Sweet! Oh wait, no, that was actually pretty boring.

And as with the AC-100-significant-other, this is also a bit of a tarbaby — as a GM, it can feel like it’s just a chance to flex your muscles, bust out a really cool character and maybe avoid a TPK.

Those are really two separate concerns: Doing cool stuff, and trying to correct a game-ending mistake.

The problem with the first part (the cool NPC) is that the game isn’t about cool NPCs — it’s about cool PCs, and only secondarily about the world around them. It doesn’t matter if it’s D&D, Mage or Burning Wheel: The PCs should always be the center of attention, and the story revolves around them.

That doesn’t mean there can’t be cool NPCs in that world, though — just that they shouldn’t overshadow and outshine the PCs. (This is a problem a lot of GMs have with running games in the Forgotten Realms, which is why in the TT forum thread on bad GMing that inspired these posts, I called this one “Elminster rides in…”)

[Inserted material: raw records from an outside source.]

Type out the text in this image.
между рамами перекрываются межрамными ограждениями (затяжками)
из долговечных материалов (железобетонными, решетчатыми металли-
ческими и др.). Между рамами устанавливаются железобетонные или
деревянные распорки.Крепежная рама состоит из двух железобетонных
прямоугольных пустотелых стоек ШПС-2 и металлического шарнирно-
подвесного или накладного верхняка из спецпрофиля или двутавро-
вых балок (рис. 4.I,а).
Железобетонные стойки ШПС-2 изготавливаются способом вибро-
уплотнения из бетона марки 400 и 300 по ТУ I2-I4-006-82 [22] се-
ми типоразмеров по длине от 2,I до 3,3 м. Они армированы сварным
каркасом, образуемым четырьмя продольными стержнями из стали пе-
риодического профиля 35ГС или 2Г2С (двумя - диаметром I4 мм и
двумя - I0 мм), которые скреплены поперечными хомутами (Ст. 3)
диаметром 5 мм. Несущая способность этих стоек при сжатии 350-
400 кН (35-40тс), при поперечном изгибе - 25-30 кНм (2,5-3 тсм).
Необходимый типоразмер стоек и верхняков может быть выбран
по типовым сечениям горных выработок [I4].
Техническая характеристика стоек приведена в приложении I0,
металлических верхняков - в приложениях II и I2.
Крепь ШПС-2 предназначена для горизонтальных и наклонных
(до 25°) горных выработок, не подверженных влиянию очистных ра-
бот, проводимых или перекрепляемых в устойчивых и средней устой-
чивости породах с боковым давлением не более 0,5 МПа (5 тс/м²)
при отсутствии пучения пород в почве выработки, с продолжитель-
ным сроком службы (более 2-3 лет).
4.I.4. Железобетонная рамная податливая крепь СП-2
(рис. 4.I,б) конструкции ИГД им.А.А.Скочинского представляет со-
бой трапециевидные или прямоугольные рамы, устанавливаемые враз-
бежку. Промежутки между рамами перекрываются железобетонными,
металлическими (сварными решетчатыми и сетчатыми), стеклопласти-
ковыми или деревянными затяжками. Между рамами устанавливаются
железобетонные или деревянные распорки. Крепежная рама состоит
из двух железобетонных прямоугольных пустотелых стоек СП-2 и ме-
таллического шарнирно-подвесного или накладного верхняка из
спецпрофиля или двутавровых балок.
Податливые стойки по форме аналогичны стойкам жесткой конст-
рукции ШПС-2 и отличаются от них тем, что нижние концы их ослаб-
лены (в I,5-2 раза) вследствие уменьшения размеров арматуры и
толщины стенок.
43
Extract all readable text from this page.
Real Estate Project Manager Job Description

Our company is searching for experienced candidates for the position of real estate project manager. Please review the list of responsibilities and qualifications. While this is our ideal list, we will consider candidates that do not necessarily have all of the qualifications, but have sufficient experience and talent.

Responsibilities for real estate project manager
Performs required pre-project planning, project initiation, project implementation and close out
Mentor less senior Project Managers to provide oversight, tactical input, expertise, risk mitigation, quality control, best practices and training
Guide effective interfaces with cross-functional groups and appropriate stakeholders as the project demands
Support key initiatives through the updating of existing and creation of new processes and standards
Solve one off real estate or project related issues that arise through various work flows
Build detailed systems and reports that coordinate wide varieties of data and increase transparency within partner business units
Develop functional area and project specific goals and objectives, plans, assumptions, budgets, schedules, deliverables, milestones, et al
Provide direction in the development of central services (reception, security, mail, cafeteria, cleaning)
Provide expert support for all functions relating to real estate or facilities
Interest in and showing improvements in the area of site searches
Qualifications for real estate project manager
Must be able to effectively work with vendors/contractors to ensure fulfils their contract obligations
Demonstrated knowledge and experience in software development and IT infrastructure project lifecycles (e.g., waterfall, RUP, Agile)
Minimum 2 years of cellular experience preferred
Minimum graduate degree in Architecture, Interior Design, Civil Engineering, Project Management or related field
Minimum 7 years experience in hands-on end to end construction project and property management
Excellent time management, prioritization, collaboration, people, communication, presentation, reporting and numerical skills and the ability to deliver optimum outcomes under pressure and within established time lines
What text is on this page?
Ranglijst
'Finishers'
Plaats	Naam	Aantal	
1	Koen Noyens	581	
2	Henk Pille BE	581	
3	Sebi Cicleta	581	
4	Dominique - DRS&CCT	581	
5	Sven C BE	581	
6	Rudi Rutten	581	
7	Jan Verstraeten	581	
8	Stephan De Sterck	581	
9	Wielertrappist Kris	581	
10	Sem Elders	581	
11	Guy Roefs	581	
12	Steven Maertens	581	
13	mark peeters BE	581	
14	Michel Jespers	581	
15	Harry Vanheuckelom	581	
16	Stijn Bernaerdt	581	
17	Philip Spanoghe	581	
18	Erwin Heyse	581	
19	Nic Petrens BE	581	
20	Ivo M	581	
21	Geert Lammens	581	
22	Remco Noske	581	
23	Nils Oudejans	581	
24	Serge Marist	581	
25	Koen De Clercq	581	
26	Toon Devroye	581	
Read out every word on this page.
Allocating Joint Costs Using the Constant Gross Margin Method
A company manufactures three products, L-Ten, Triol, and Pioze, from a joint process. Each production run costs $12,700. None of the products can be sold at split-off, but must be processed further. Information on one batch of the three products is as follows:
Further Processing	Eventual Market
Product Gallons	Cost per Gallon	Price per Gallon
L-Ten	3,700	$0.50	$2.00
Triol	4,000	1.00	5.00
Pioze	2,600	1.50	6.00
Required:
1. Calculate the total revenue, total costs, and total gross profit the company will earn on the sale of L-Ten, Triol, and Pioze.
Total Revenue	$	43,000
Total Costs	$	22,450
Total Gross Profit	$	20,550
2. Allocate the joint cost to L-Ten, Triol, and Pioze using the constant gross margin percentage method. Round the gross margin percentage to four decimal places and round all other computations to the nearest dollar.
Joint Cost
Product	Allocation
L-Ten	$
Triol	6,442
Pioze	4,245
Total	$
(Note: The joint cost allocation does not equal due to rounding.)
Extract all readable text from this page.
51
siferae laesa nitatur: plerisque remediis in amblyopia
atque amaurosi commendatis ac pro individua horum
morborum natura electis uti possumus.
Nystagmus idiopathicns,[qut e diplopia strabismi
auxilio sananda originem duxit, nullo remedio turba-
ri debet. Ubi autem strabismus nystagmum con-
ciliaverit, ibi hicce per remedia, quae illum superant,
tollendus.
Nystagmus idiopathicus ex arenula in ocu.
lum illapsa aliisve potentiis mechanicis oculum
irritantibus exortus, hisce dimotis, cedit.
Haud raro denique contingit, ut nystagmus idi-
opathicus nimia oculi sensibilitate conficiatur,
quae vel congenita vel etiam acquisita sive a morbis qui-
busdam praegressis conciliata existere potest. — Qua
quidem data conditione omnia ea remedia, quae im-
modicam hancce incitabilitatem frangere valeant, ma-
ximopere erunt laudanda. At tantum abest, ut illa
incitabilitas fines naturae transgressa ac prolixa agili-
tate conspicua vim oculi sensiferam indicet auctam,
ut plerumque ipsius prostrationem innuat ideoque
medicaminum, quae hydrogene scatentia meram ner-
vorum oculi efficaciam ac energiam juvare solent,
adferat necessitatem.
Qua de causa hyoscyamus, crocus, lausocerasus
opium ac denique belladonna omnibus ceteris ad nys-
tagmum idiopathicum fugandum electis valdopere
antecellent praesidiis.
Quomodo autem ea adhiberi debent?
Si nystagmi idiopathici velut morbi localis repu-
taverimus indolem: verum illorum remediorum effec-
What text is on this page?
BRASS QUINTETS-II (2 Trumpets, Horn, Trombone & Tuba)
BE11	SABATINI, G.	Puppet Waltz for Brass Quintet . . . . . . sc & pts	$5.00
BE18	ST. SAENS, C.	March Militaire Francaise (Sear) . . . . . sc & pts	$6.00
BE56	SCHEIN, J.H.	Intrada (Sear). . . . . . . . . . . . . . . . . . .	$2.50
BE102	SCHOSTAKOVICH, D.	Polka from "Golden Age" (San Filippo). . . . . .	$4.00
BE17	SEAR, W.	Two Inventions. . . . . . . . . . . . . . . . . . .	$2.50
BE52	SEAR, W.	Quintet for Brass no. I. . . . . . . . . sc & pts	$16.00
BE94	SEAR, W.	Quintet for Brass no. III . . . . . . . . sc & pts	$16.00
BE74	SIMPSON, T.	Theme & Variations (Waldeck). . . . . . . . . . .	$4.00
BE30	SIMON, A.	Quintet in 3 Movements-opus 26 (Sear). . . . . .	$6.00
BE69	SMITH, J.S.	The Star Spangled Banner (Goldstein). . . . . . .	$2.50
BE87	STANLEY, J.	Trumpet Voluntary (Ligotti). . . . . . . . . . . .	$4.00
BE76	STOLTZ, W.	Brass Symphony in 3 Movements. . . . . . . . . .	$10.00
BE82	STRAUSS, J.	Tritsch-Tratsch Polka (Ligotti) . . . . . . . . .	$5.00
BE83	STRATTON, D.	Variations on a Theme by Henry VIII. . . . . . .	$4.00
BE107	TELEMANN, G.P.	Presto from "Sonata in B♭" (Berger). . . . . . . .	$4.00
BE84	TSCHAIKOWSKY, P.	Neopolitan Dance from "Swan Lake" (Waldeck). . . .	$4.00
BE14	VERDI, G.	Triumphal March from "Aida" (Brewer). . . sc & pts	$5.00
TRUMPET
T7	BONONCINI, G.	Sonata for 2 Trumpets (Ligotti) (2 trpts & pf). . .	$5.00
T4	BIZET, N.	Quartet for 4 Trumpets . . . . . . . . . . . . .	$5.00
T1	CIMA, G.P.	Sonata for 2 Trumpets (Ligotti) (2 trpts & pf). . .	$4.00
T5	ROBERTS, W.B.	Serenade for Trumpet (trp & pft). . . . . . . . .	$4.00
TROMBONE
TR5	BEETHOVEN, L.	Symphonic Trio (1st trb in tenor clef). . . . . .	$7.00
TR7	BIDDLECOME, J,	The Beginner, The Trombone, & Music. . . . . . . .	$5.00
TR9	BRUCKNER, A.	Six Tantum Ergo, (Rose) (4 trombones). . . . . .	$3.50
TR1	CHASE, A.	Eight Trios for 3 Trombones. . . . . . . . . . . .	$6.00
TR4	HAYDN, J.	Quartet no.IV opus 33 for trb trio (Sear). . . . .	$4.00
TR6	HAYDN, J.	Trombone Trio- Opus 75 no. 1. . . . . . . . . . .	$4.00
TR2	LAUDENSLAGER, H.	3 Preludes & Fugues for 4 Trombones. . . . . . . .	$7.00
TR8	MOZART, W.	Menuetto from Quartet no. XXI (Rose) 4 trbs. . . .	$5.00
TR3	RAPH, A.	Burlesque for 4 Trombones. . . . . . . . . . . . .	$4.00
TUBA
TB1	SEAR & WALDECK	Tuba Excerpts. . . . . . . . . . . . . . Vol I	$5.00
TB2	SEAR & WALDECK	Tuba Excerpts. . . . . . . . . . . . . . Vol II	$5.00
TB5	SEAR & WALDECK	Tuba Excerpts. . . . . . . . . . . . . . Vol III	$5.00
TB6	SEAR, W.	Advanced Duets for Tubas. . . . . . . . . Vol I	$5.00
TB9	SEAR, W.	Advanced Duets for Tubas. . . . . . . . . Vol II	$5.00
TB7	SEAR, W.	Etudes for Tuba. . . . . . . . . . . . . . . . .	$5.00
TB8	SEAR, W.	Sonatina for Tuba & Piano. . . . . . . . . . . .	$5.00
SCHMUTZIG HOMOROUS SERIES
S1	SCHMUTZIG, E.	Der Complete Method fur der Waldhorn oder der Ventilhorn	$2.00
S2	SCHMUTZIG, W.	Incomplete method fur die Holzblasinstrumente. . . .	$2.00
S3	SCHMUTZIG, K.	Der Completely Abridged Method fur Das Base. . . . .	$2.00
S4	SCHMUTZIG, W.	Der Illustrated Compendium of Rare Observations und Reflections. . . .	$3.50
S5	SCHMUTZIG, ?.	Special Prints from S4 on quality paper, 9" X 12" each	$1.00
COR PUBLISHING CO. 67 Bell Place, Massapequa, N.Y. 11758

Trying to avoid a TPK (total party kill) — an event that could potentially end your entire campaign prematurely — is a bit trickier. It’s fairly easy to misjudge what the PCs can handle, and if you misjudge it badly (or the players screw up royally), and recognize it, bringing in the canon NPC cavalry can seem like a good idea.

And it might be, if you only do it once. Doing it over and over, however, is a big problem.

Unlike the AC 100 girlfriend, I’ve never had this problem — although I’ve come pretty close. A few of my games have definitely featured NPCs who flexed their muscles too often, but not quite to the “riding in their gold dragons” level.

I’ve seen a fair amount of it as a player, though, and it’s been a universally disappointing experience.

Is there more to it than that? Have you done this yourself, or seen particularly egregious examples of it as a player?